As the U.S. East Coast enjoyed a lazy Sunday afternoon on June 28, an airplane took off from Nagoya, in central Japan, without any gas aboard. Four days later it’s still in the air, proceeding across the Pacific Ocean to Hawaii at the stately pace of around 30 knots. Its pilot and lone occupant, André Borschberg, has already set the world record for longest-duration solo flight, and as of this afternoon he has nearly another day ahead of him at the controls. The weather is not cooperating. It is a tense time.
The airplane, Solar Impulse 2, is only the second of its kind; powered purely by batteries, which are themselves recharged only by solar power, it was built to circle the globe, spreading environmental awareness in its wake. Its predecessor, the original Solar Impulse, flew across the U.S. in 2013. Landing scarcely faster than a running person, it was an impressive and bizarre sight at commercial airports.
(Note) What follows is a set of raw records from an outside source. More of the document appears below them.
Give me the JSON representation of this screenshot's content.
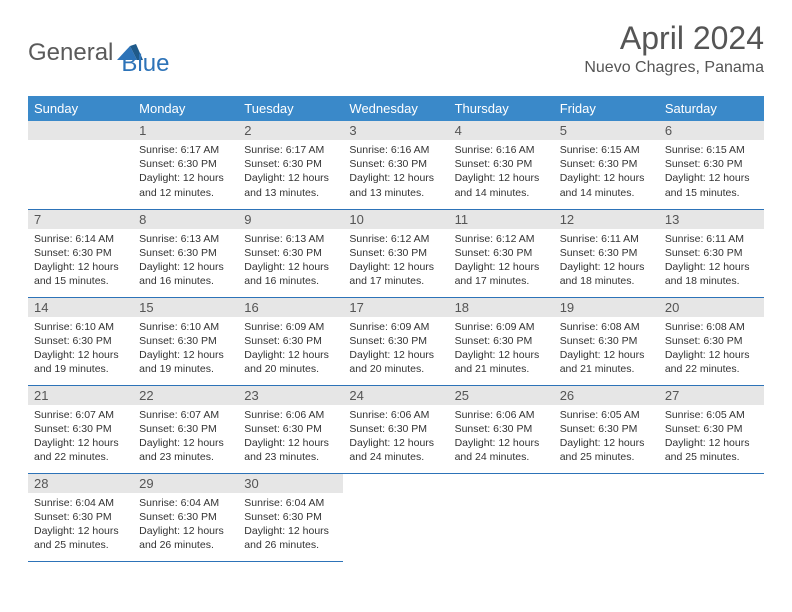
{
  "brand": {
    "part1": "General",
    "part2": "Blue"
  },
  "title": "April 2024",
  "location": "Nuevo Chagres, Panama",
  "header_bg": "#3a89c9",
  "border_color": "#2d73b8",
  "daynum_bg": "#e6e6e6",
  "weekdays": [
    "Sunday",
    "Monday",
    "Tuesday",
    "Wednesday",
    "Thursday",
    "Friday",
    "Saturday"
  ],
  "weeks": [
    [
      null,
      {
        "n": "1",
        "sr": "6:17 AM",
        "ss": "6:30 PM",
        "dl": "12 hours and 12 minutes."
      },
      {
        "n": "2",
        "sr": "6:17 AM",
        "ss": "6:30 PM",
        "dl": "12 hours and 13 minutes."
      },
      {
        "n": "3",
        "sr": "6:16 AM",
        "ss": "6:30 PM",
        "dl": "12 hours and 13 minutes."
      },
      {
        "n": "4",
        "sr": "6:16 AM",
        "ss": "6:30 PM",
        "dl": "12 hours and 14 minutes."
      },
      {
        "n": "5",
        "sr": "6:15 AM",
        "ss": "6:30 PM",
        "dl": "12 hours and 14 minutes."
      },
      {
        "n": "6",
        "sr": "6:15 AM",
        "ss": "6:30 PM",
        "dl": "12 hours and 15 minutes."
      }
    ],
    [
      {
        "n": "7",
        "sr": "6:14 AM",
        "ss": "6:30 PM",
        "dl": "12 hours and 15 minutes."
      },
      {
        "n": "8",
        "sr": "6:13 AM",
        "ss": "6:30 PM",
        "dl": "12 hours and 16 minutes."
      },
      {
        "n": "9",
        "sr": "6:13 AM",
        "ss": "6:30 PM",
        "dl": "12 hours and 16 minutes."
      },
      {
        "n": "10",
        "sr": "6:12 AM",
        "ss": "6:30 PM",
        "dl": "12 hours and 17 minutes."
      },
      {
        "n": "11",
        "sr": "6:12 AM",
        "ss": "6:30 PM",
        "dl": "12 hours and 17 minutes."
      },
      {
        "n": "12",
        "sr": "6:11 AM",
        "ss": "6:30 PM",
        "dl": "12 hours and 18 minutes."
      },
      {
        "n": "13",
        "sr": "6:11 AM",
        "ss": "6:30 PM",
        "dl": "12 hours and 18 minutes."
      }
    ],
    [
      {
        "n": "14",
        "sr": "6:10 AM",
        "ss": "6:30 PM",
        "dl": "12 hours and 19 minutes."
      },
      {
        "n": "15",
        "sr": "6:10 AM",
        "ss": "6:30 PM",
        "dl": "12 hours and 19 minutes."
      },
      {
        "n": "16",
        "sr": "6:09 AM",
        "ss": "6:30 PM",
        "dl": "12 hours and 20 minutes."
      },
      {
        "n": "17",
        "sr": "6:09 AM",
        "ss": "6:30 PM",
        "dl": "12 hours and 20 minutes."
      },
      {
        "n": "18",
        "sr": "6:09 AM",
        "ss": "6:30 PM",
        "dl": "12 hours and 21 minutes."
      },
      {
        "n": "19",
        "sr": "6:08 AM",
        "ss": "6:30 PM",
        "dl": "12 hours and 21 minutes."
      },
      {
        "n": "20",
        "sr": "6:08 AM",
        "ss": "6:30 PM",
        "dl": "12 hours and 22 minutes."
      }
    ],
    [
      {
        "n": "21",
        "sr": "6:07 AM",
        "ss": "6:30 PM",
        "dl": "12 hours and 22 minutes."
      },
      {
        "n": "22",
        "sr": "6:07 AM",
        "ss": "6:30 PM",
        "dl": "12 hours and 23 minutes."
      },
      {
        "n": "23",
        "sr": "6:06 AM",
        "ss": "6:30 PM",
        "dl": "12 hours and 23 minutes."
      },
      {
        "n": "24",
        "sr": "6:06 AM",
        "ss": "6:30 PM",
        "dl": "12 hours and 24 minutes."
      },
      {
        "n": "25",
        "sr": "6:06 AM",
        "ss": "6:30 PM",
        "dl": "12 hours and 24 minutes."
      },
      {
        "n": "26",
        "sr": "6:05 AM",
        "ss": "6:30 PM",
        "dl": "12 hours and 25 minutes."
      },
      {
        "n": "27",
        "sr": "6:05 AM",
        "ss": "6:30 PM",
        "dl": "12 hours and 25 minutes."
      }
    ],
    [
      {
        "n": "28",
        "sr": "6:04 AM",
        "ss": "6:30 PM",
        "dl": "12 hours and 25 minutes."
      },
      {
        "n": "29",
        "sr": "6:04 AM",
        "ss": "6:30 PM",
        "dl": "12 hours and 26 minutes."
      },
      {
        "n": "30",
        "sr": "6:04 AM",
        "ss": "6:30 PM",
        "dl": "12 hours and 26 minutes."
      },
      null,
      null,
      null,
      null
    ]
  ],
  "labels": {
    "sunrise": "Sunrise:",
    "sunset": "Sunset:",
    "daylight": "Daylight:"
  }
}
Solar Impulse 2 took off from Abu Dhabi, UAE on March 9, with the goal of completing the round-the-world journey east-to-west in 12 legs. Since the first try at a trans-Pacific flight, leaving from Nanjing, China, was aborted due to weather, the aircraft landed in Nagoya to await better conditions, and is now set to finish after 13 legs.
Clearly the team isn’t in a hurry. Commercial airplanes cross the Pacific many times every day, moving much, much faster, and they serve coffee onboard. What’s the point of this odd, one-off airplane?
The aviation world, and global transportation generally, is entirely dependent on fossil fuels, which consist of decayed organic matter from once-living organisms. Those fuels, burned and cast into the atmosphere, represent the major contributor to global warming. Aviation contributes only a small fraction of total carbon emissions, but has an outsize importance: emissions from aircraft are injected directly into the upper atmosphere, and are almost entirely unregulated (though there are steps in that direction), unlike the emissions from automobiles and ships. Large jet airliners like the 747s that cross the Pacific every day can burn in the neighborhood of 36,000 gallons on a single flight. With 500 people aboard, it’s actually a fairly fuel-efficient way to travel, but 36,000 gallons of burning gasoline emits a whole lot of carbon.
Fuel was once dirt-cheap, but that changed for good after the oil crises of the late 1970s, though it is still far cheaper on average than milk ($2.77/gal vs. 3.38/gal as of today). Gas has been among aviation’s biggest costs ever since then—a huge concern to the airline industry, which often operates on a razor’s edge between profitability and bankruptcy. Little tricks help burn less gas. Lighter mechanical components require less energy to push through the air, winglets improve aerodynamic efficiency, and every successive generation of jet engines burns around 10-12 percent less fuel than its predecessor. But that will only get you so far. Jet engines are already among the most efficient machines we have, and we’re not far off from the thermodynamic limits of the Brayton Cycle. Soon there will simply be no way to get more energy out of burning fuel.
There really is no ready replacement for jet engines, much less engines that could compete economically. As a result, those people proposing alternatives were generally ignored as utterly impractical. Gasoline-battery hybrid cars have taken to the streets only recently, and the aerospace industry tends to be much more conservative than their ground-bound car-building colleagues, generally with good reason.
But by flying all the way around the planet without a single drop of gas, the Solar Impulse team hopes to prove the practicality of solar power, and so jolt the world into noticing that batteries really can be useful. Granted that, with the lightest airplane manageable, and with a pilot as its only cargo, it is still moving slower than some legged animals. But it is an achievement nonetheless, when skeptics say that battery-powered aircraft have no use at all.
It will be years, at least, before battery-powered flyers take to the air in number, and absent a radical breakthrough in energy storage there is still no practical way for them to do much more than lift themselves, much less compete with gas-burning jet propulsion. But there are some uses—staying aloft for 72 hours at a time, for example—and small general aviation aircraft and unmanned air vehicles (UAVs) will certainly be among the first adopters. There are a great many challenges yet to overcome, but proponents will at least have a concrete achievement to point to.
Assuming Borschberg makes it. It’s a long way from the middle of the Pacific to Abu Dhabi, and after four days of sleepless flight, the remainder of the flight to Hawaii must seem just as long.